4. The Social / Broadcast Matrix Scott Gould

An interesting model here from Scott Gould (the dude behind likeminds-link), diagramming the difference between broadcast and social communications…and the bits in between.

5. Times and Sunday Times websites to charge from June bbc.co.uk

Hardly a surprise but News International have announced they will be charging to access the Times and Sunday Times websites in the summer, £1 for the day or £2 for the week. We will have to see how it plays out but charging for news that you can get for free elsewhere isn’t the safest bet.  People will pay for niche content but not general news…what do you think?
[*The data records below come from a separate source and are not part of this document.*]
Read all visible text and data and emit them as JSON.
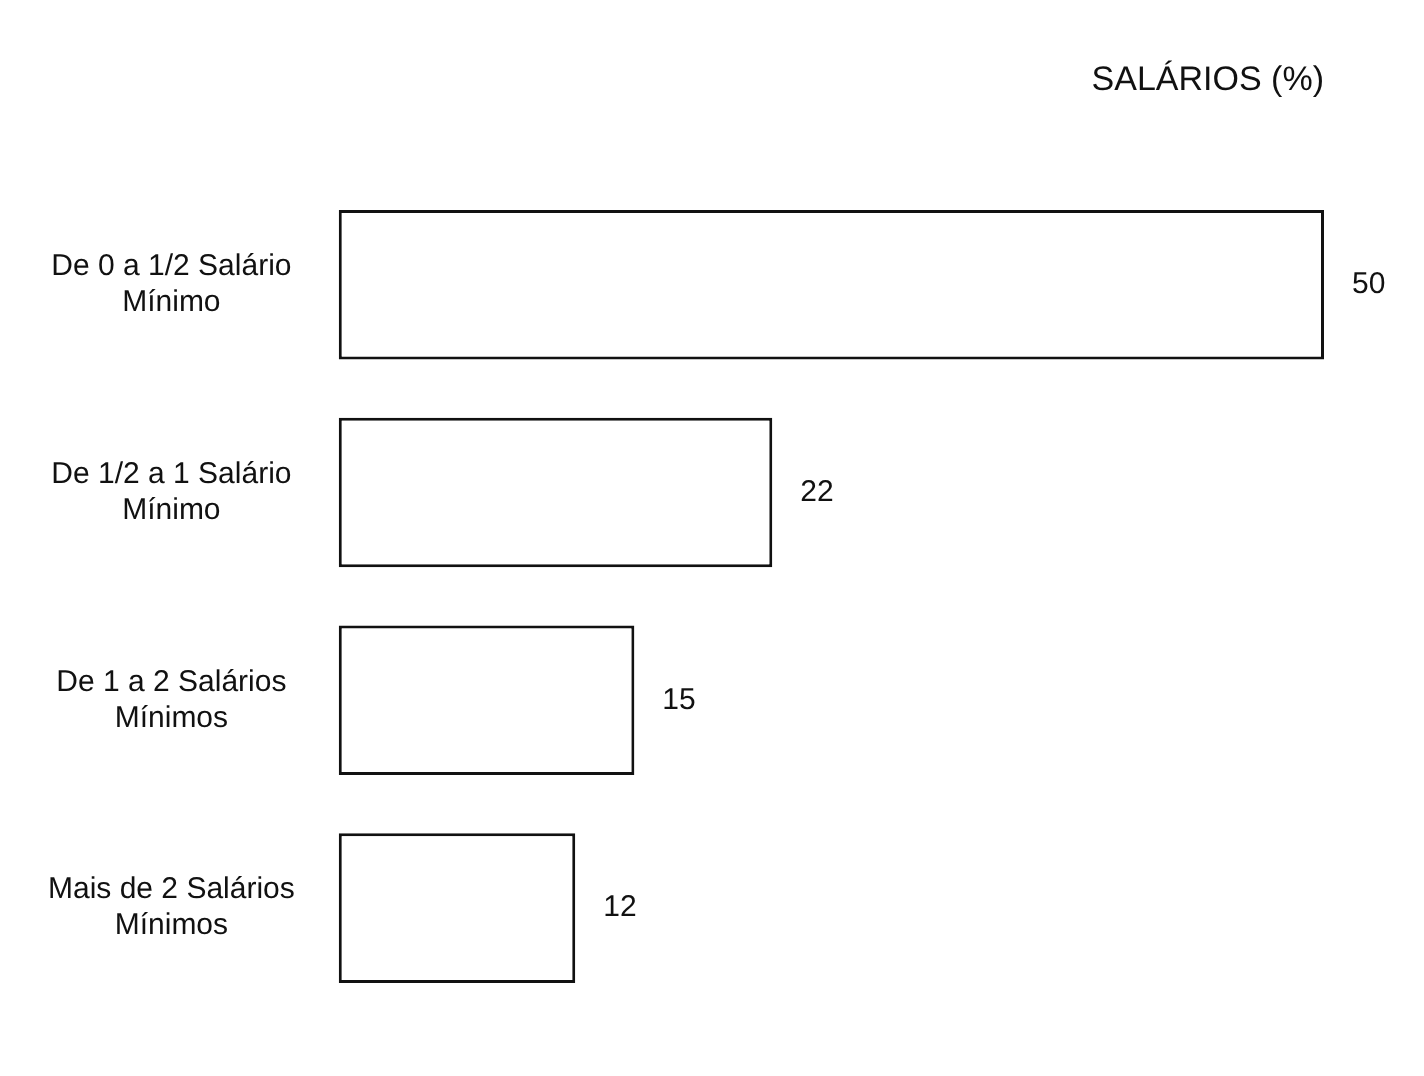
{
  "chart_data": {
    "type": "bar",
    "orientation": "horizontal",
    "title": "SALÁRIOS (%)",
    "categories": [
      "De 0 a 1/2 Salário Mínimo",
      "De 1/2 a 1 Salário Mínimo",
      "De 1 a 2 Salários Mínimos",
      "Mais de 2 Salários Mínimos"
    ],
    "values": [
      50,
      22,
      15,
      12
    ],
    "color": "#ffffff",
    "data_labels": true,
    "tick_labels": "y",
    "legend": false
  }
}
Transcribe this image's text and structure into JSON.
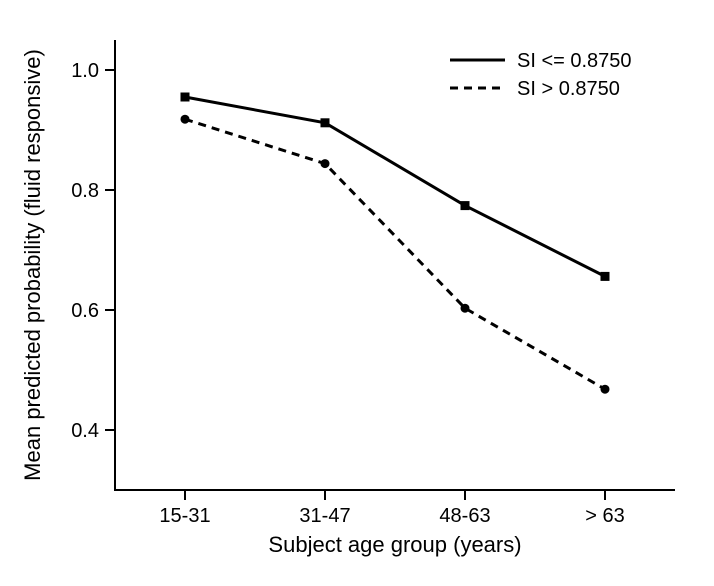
{
  "chart": {
    "type": "line",
    "background_color": "#ffffff",
    "stroke_color": "#000000",
    "axis_stroke_width": 2,
    "line_stroke_width": 3,
    "font_family": "Arial",
    "categories": [
      "15-31",
      "31-47",
      "48-63",
      "> 63"
    ],
    "x": {
      "title": "Subject age group (years)",
      "title_fontsize": 22,
      "tick_fontsize": 20
    },
    "y": {
      "title": "Mean predicted probability (fluid responsive)",
      "title_fontsize": 22,
      "tick_fontsize": 20,
      "ylim": [
        0.3,
        1.05
      ],
      "ticks": [
        0.4,
        0.6,
        0.8,
        1.0
      ],
      "tick_labels": [
        "0.4",
        "0.6",
        "0.8",
        "1.0"
      ]
    },
    "legend": {
      "position": "top-right",
      "items": [
        {
          "key": "solid",
          "label": "SI <= 0.8750"
        },
        {
          "key": "dash",
          "label": "SI > 0.8750"
        }
      ]
    },
    "series": {
      "solid": {
        "label": "SI <= 0.8750",
        "values": [
          0.955,
          0.912,
          0.774,
          0.656
        ],
        "color": "#000000",
        "line_style": "solid",
        "marker": "square",
        "marker_size": 9
      },
      "dash": {
        "label": "SI > 0.8750",
        "values": [
          0.918,
          0.844,
          0.603,
          0.468
        ],
        "color": "#000000",
        "line_style": "dash",
        "dash_pattern": "8 6",
        "marker": "circle",
        "marker_size": 9
      }
    }
  }
}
6. A Social Media Scoreboard That Works - Jay Baer

There is a shed load of data off the back of social media programs…or there should be if you are measuring it properly…which you should be if you want to show ROI. Anyway, this tool from swix brings in all your social media metrics into one handy dashboard (except Facebook fan pages…which sucks a bit but you can’t have everything!). Very handy.

Have a great weekend and I will be at Wembley Stadium on Sunday to watch the mighty Southampton take on the world class Carlisle in the Johnstone’s Paint Trophy Final – Jealous?!